人間の感覚には外界に向けられたもの以外にも内臓感覚と呼ばれる、体内の諸器官や全身的な状態について感覚があります。空腹感や疲労感、痛みといったものを除けば自分で認識することは少ない感覚です。実際には内臓の感覚がなければ体内のあらゆる器官は正しく動かないため、外界感覚と同じくらいな大切な感覚です。

 ロボットを開発する時には人間が認識していないような感覚を構築していかなければなりません。ロボットの内部構造は生物とは全く異なるので、外界センサのように動物の例をあまり参考にできないという難しさがあります。

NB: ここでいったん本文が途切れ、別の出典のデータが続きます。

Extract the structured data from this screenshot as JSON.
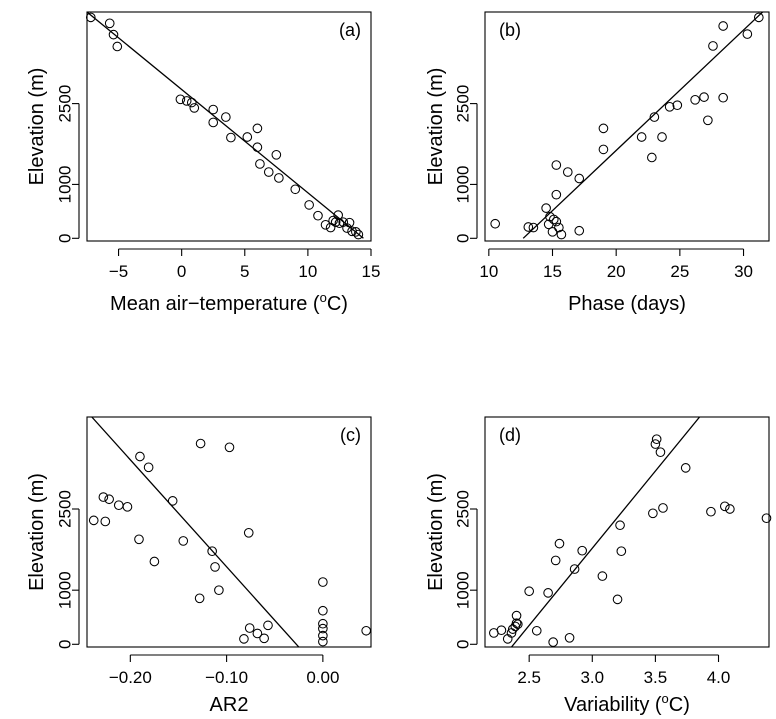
{
  "chart_data": [
    {
      "type": "scatter",
      "panel_label": "(a)",
      "xlabel": "Mean air−temperature (",
      "xlabel_sup": "o",
      "xlabel_tail": "C)",
      "ylabel": "Elevation (m)",
      "xlim": [
        -7.5,
        15
      ],
      "ylim": [
        -50,
        4200
      ],
      "xticks": [
        {
          "v": -5,
          "label": "−5"
        },
        {
          "v": 0,
          "label": "0"
        },
        {
          "v": 5,
          "label": "5"
        },
        {
          "v": 10,
          "label": "10"
        },
        {
          "v": 15,
          "label": "15"
        }
      ],
      "yticks": [
        {
          "v": 0,
          "label": "0"
        },
        {
          "v": 1000,
          "label": "1000"
        },
        {
          "v": 2500,
          "label": "2500"
        }
      ],
      "fit_line": {
        "x": [
          -7.5,
          14.4
        ],
        "y": [
          4200,
          0
        ]
      },
      "points": [
        [
          -7.2,
          4100
        ],
        [
          -5.7,
          3990
        ],
        [
          -5.4,
          3780
        ],
        [
          -5.1,
          3560
        ],
        [
          -0.1,
          2580
        ],
        [
          0.4,
          2550
        ],
        [
          0.8,
          2520
        ],
        [
          1.0,
          2420
        ],
        [
          2.5,
          2390
        ],
        [
          2.5,
          2150
        ],
        [
          3.5,
          2250
        ],
        [
          3.9,
          1870
        ],
        [
          5.2,
          1880
        ],
        [
          6.0,
          1690
        ],
        [
          6.0,
          2040
        ],
        [
          6.2,
          1380
        ],
        [
          6.9,
          1230
        ],
        [
          7.5,
          1550
        ],
        [
          7.7,
          1120
        ],
        [
          9.0,
          910
        ],
        [
          10.1,
          620
        ],
        [
          10.8,
          420
        ],
        [
          11.4,
          250
        ],
        [
          11.8,
          200
        ],
        [
          12.0,
          330
        ],
        [
          12.2,
          300
        ],
        [
          12.4,
          430
        ],
        [
          12.5,
          280
        ],
        [
          12.8,
          300
        ],
        [
          13.1,
          190
        ],
        [
          13.3,
          290
        ],
        [
          13.5,
          130
        ],
        [
          13.8,
          120
        ],
        [
          14.0,
          70
        ]
      ]
    },
    {
      "type": "scatter",
      "panel_label": "(b)",
      "xlabel": "Phase (days)",
      "ylabel": "Elevation (m)",
      "xlim": [
        9.7,
        32
      ],
      "ylim": [
        -50,
        4200
      ],
      "xticks": [
        {
          "v": 10,
          "label": "10"
        },
        {
          "v": 15,
          "label": "15"
        },
        {
          "v": 20,
          "label": "20"
        },
        {
          "v": 25,
          "label": "25"
        },
        {
          "v": 30,
          "label": "30"
        }
      ],
      "yticks": [
        {
          "v": 0,
          "label": "0"
        },
        {
          "v": 1000,
          "label": "1000"
        },
        {
          "v": 2500,
          "label": "2500"
        }
      ],
      "fit_line": {
        "x": [
          12.7,
          31.5
        ],
        "y": [
          0,
          4200
        ]
      },
      "points": [
        [
          10.5,
          270
        ],
        [
          13.1,
          210
        ],
        [
          13.5,
          200
        ],
        [
          14.5,
          560
        ],
        [
          14.7,
          260
        ],
        [
          14.8,
          400
        ],
        [
          15.0,
          120
        ],
        [
          15.1,
          350
        ],
        [
          15.3,
          310
        ],
        [
          15.3,
          810
        ],
        [
          15.3,
          1360
        ],
        [
          15.5,
          200
        ],
        [
          15.7,
          70
        ],
        [
          16.2,
          1230
        ],
        [
          17.1,
          140
        ],
        [
          17.1,
          1110
        ],
        [
          19.0,
          1650
        ],
        [
          19.0,
          2040
        ],
        [
          22.0,
          1880
        ],
        [
          22.8,
          1500
        ],
        [
          23.0,
          2250
        ],
        [
          23.6,
          1880
        ],
        [
          24.2,
          2440
        ],
        [
          24.8,
          2470
        ],
        [
          26.2,
          2570
        ],
        [
          26.9,
          2620
        ],
        [
          27.2,
          2190
        ],
        [
          27.6,
          3570
        ],
        [
          28.4,
          2610
        ],
        [
          28.4,
          3940
        ],
        [
          30.3,
          3790
        ],
        [
          31.2,
          4100
        ]
      ]
    },
    {
      "type": "scatter",
      "panel_label": "(c)",
      "xlabel": "AR2",
      "ylabel": "Elevation (m)",
      "xlim": [
        -0.245,
        0.05
      ],
      "ylim": [
        -50,
        4200
      ],
      "xticks": [
        {
          "v": -0.2,
          "label": "−0.20"
        },
        {
          "v": -0.1,
          "label": "−0.10"
        },
        {
          "v": 0.0,
          "label": "0.00"
        }
      ],
      "yticks": [
        {
          "v": 0,
          "label": "0"
        },
        {
          "v": 1000,
          "label": "1000"
        },
        {
          "v": 2500,
          "label": "2500"
        }
      ],
      "fit_line": {
        "x": [
          -0.24,
          -0.025
        ],
        "y": [
          4200,
          -50
        ]
      },
      "points": [
        [
          -0.238,
          2290
        ],
        [
          -0.228,
          2720
        ],
        [
          -0.226,
          2270
        ],
        [
          -0.222,
          2680
        ],
        [
          -0.212,
          2570
        ],
        [
          -0.203,
          2540
        ],
        [
          -0.191,
          1940
        ],
        [
          -0.19,
          3470
        ],
        [
          -0.181,
          3270
        ],
        [
          -0.175,
          1530
        ],
        [
          -0.156,
          2650
        ],
        [
          -0.145,
          1910
        ],
        [
          -0.128,
          850
        ],
        [
          -0.127,
          3710
        ],
        [
          -0.115,
          1720
        ],
        [
          -0.112,
          1430
        ],
        [
          -0.108,
          1000
        ],
        [
          -0.097,
          3640
        ],
        [
          -0.082,
          100
        ],
        [
          -0.077,
          2060
        ],
        [
          -0.076,
          300
        ],
        [
          -0.068,
          200
        ],
        [
          -0.061,
          110
        ],
        [
          -0.057,
          350
        ],
        [
          0.0,
          50
        ],
        [
          0.0,
          160
        ],
        [
          0.0,
          290
        ],
        [
          0.0,
          380
        ],
        [
          0.0,
          620
        ],
        [
          0.0,
          1150
        ],
        [
          0.045,
          250
        ]
      ]
    },
    {
      "type": "scatter",
      "panel_label": "(d)",
      "xlabel": "Variability (",
      "xlabel_sup": "o",
      "xlabel_tail": "C)",
      "ylabel": "Elevation (m)",
      "xlim": [
        2.15,
        4.4
      ],
      "ylim": [
        -50,
        4200
      ],
      "xticks": [
        {
          "v": 2.5,
          "label": "2.5"
        },
        {
          "v": 3.0,
          "label": "3.0"
        },
        {
          "v": 3.5,
          "label": "3.5"
        },
        {
          "v": 4.0,
          "label": "4.0"
        }
      ],
      "yticks": [
        {
          "v": 0,
          "label": "0"
        },
        {
          "v": 1000,
          "label": "1000"
        },
        {
          "v": 2500,
          "label": "2500"
        }
      ],
      "fit_line": {
        "x": [
          2.36,
          3.85
        ],
        "y": [
          -50,
          4200
        ]
      },
      "points": [
        [
          2.22,
          210
        ],
        [
          2.28,
          260
        ],
        [
          2.33,
          100
        ],
        [
          2.36,
          210
        ],
        [
          2.37,
          280
        ],
        [
          2.39,
          330
        ],
        [
          2.4,
          390
        ],
        [
          2.4,
          530
        ],
        [
          2.41,
          370
        ],
        [
          2.5,
          980
        ],
        [
          2.56,
          250
        ],
        [
          2.65,
          950
        ],
        [
          2.69,
          40
        ],
        [
          2.71,
          1550
        ],
        [
          2.74,
          1860
        ],
        [
          2.82,
          120
        ],
        [
          2.86,
          1390
        ],
        [
          2.92,
          1730
        ],
        [
          3.08,
          1260
        ],
        [
          3.2,
          830
        ],
        [
          3.22,
          2200
        ],
        [
          3.23,
          1720
        ],
        [
          3.48,
          2420
        ],
        [
          3.5,
          3700
        ],
        [
          3.51,
          3790
        ],
        [
          3.54,
          3550
        ],
        [
          3.56,
          2520
        ],
        [
          3.74,
          3260
        ],
        [
          3.94,
          2450
        ],
        [
          4.05,
          2550
        ],
        [
          4.09,
          2500
        ],
        [
          4.38,
          2330
        ]
      ]
    }
  ]
}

 ロボット用の内界センサで最も重要なのがエンコーダです。 エンコーダとは、機械的な位置の変化を、位置値としては回転位置または直線位置をセンサで測定して、電気信号として位置情報を出力する装置です。 なかでもモータの回転角度や速度を検出するロータリーエンコーダがなければロボットはまともに動くことすらできません。このため正確なアーム操作が必要な産業用ロボットではエンコーダの性能が製品の品質を大きく左右します。

 今後、多目的に使われるサービスロボットがたくさん開発されていくようになれば、より複雑な動作パターンが求められますから、エンコーダによる制御技術はますます大切になってくるはずです。